Now, this is not the way in which most people understand the transformation that kariosha means. For most, the simpletons, the process is one of crowning. It is one of ego and of the creation of a king or queen that now will ‘have Shangó crowned’ or ‘Yemayá crowned’ or whatever orisha was it that was called upon guiding the life of the iyawó or bride of the orisha. Here is where I part ways with those practitioners who go about on a rather unbecoming manner, boasting of having ‘orisha crowned’ thinking that somehow they are now a god or newly created royalty. Titles be damned. Every initiate, no matter the rank, is nothing but a servitor of the orisha. I don’t care if you are an olosha or if you are (as most considered and I beg to differ as well) on the top of the chain as al oluwo, every person who goes through initiation is nothing but a servant of the orisha. If we remember this simple fact, we do much better as a religious community because we keep the mentality of humility and servitude with love to the orisha and to our fellow members. The word servant is not demeaning in this case, it is an honor to serve.
However, I before I continue on my tangent, even if much needed, I will refocus on the subject at hand: Transformation.
I have been blessed to witness the transformation process of quite a few individuals through their journey from aleyo to olosha, and now I am preparing for this rite of spiritual passage for my youngest son who is 7 years old.

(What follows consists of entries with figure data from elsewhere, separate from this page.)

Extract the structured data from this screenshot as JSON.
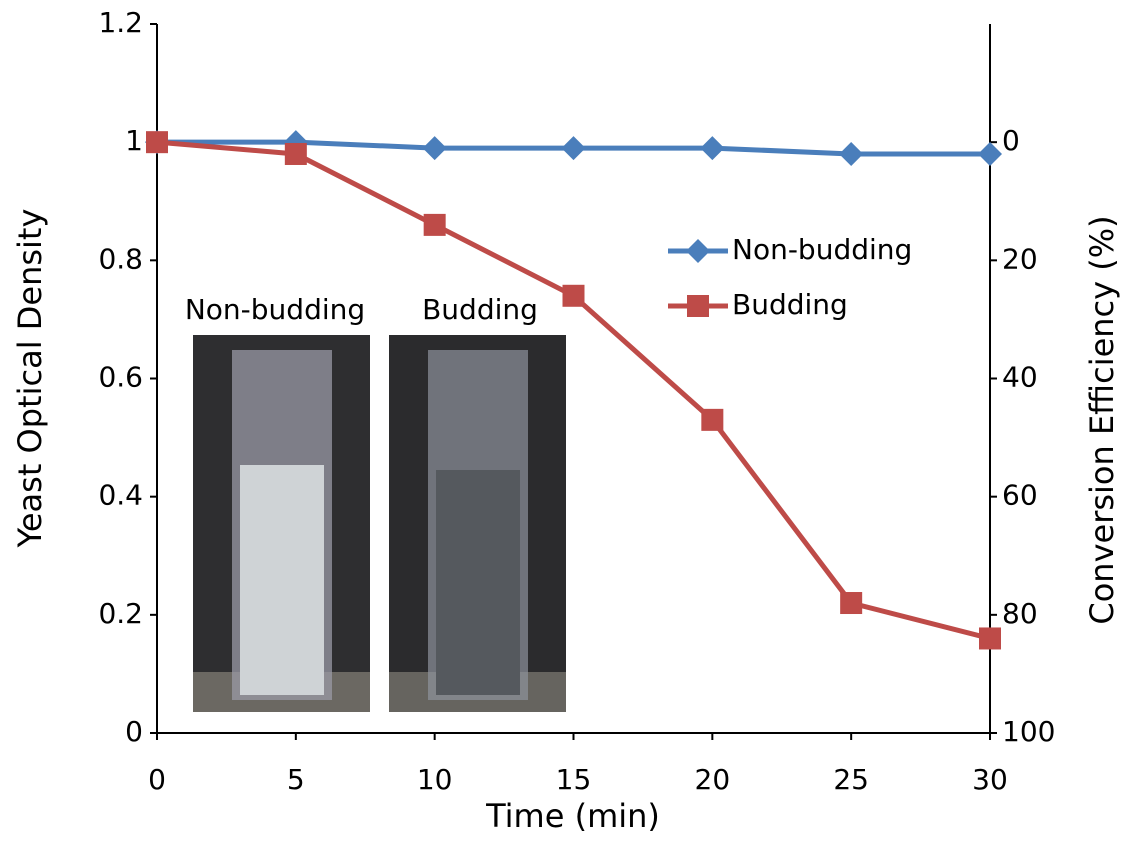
{
  "chart_data": {
    "type": "line",
    "x_label": "Time (min)",
    "y_label": "Yeast Optical Density",
    "y2_label": "Conversion Efficiency (%)",
    "x": [
      0,
      5,
      10,
      15,
      20,
      25,
      30
    ],
    "xlim": [
      0,
      30
    ],
    "xticks": [
      0,
      5,
      10,
      15,
      20,
      25,
      30
    ],
    "ylim": [
      0,
      1.2
    ],
    "yticks": [
      0,
      0.2,
      0.4,
      0.6,
      0.8,
      1,
      1.2
    ],
    "y2lim": [
      100,
      -20
    ],
    "y2ticks": [
      0,
      20,
      40,
      60,
      80,
      100
    ],
    "grid": false,
    "legend": "right",
    "series": [
      {
        "name": "Non-budding",
        "color": "#4a7ebb",
        "marker": "diamond",
        "values": [
          1,
          1,
          0.99,
          0.99,
          0.99,
          0.98,
          0.98
        ]
      },
      {
        "name": "Budding",
        "color": "#be4b48",
        "marker": "square",
        "values": [
          1,
          0.98,
          0.86,
          0.74,
          0.53,
          0.22,
          0.16
        ]
      }
    ],
    "annotations": [
      "Non-budding",
      "Budding"
    ]
  }
}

This is not the first time that I have a son become an olosha. My eldest son, who will be the kariosha godparent of my youngest, was initiated to Oggún 8 years ago. Back then, I watched a child go into the igbodu and a different being emerge from it. It was as if someone had taken my little kid away and in his place, returned to me the body of a child with an the soul of a full grown man peering through his eyes.
As a mother, this was a most disconcerting experience. I knew my child, I carried him within me, watched him grow and develop his personality. Suddenly I was left to face a very different experience than I anticipated. It is quite different to see an adult come out of the kariosha process than it is to watch one’s child go through this transformation.
These are the things for which no one can prepare you. You may hear them from me, but if you are not a parent and your child has not gone through this process, you may only understand my words at an intellectual level, but you will lack the visceral knowledge only a parent would know. And even then, not all experiences are the same, thus the value and beauty of sharing these stories of transformation.
Why do we allow our children to go through such transformation at an early age? Most child development experts would agree that the personality of an individual is still in the process of formation until 7 years of age. I am not an expert on child development, however, I agree with the fact that a child is still pretty much in a process of profound changes and that it is crucial that only children who have a very clear path in the orisha are allowed to go through this experience at an early age. It is not enough with having the head orisha determined to put a child through this process. I consider that there must be a certain level of inherent maturity and understanding for parents to submit a child through kariosha.
Kariosha is not like a baptism in the Catholic Church granting you admittance to practice a religion and making you part of the ranks of believers. Kariosha is the ultimate sacrifice a human can do to honor the orisha and since it makes a priest or priestess out of the initiate, it is much more than an entry way into a complex religion, it is a life-time commitment that is not to be taken lightly.
You may ask, what about those who are initiated when their mothers are pregnant? What about their personality, what about their development? I happen to disagree with initiations done when a woman is expecting. Here is my reasoning for it. An initiation is meant to be experienced by one person at a time with full awareness of what is about to happen and with a series of prior determining readings to support such drastic spiritual transformation. I could go into the technicalities of initiation which also make me very skeptical of doing kariosha to an expectant woman and to claim that the child is an olosha at birth, but that is a debate that deserves analysis on its own merits and which is not the focus of this essay.
As I help my son Oggún Addá Araí to prepare for the kariosha of his little brother, I can’t help but to wonder what profound changes will take place for my child. I am both thrilled and scared. Thrilled because I know that he is ready, he has asked for this initiation, he has prayed to have Elegba chose him as the orisha did and he is happy. He understands the implication of the steps we are about to take as he has grown in a house where the orisha is the center of our spiritual practices. I am scared because I am not sure that I am ready to let go of my son as he is. I am not sure that I am ready to face the fact that this boy I know now will no longer be the same when he comes out of the igbodu. I love him as he is. I will love him just as well when he finishes his transformation, I am sure of this. However, he will no longer be the same boy I raised and I will miss who I know now so very dearly.
I am not being dramatic about this, I am speaking from a position of knowledge, of fact and observation. We are never the same when we come out of the kariosha process, we can’t predict the changes that will take place. All we can do as parents is to prepare our children the best we can, to help them correct as many character flaws as possible before kariosha and to be there to support and guide them as they emerge slowly and changes continue to unfold over the years to come.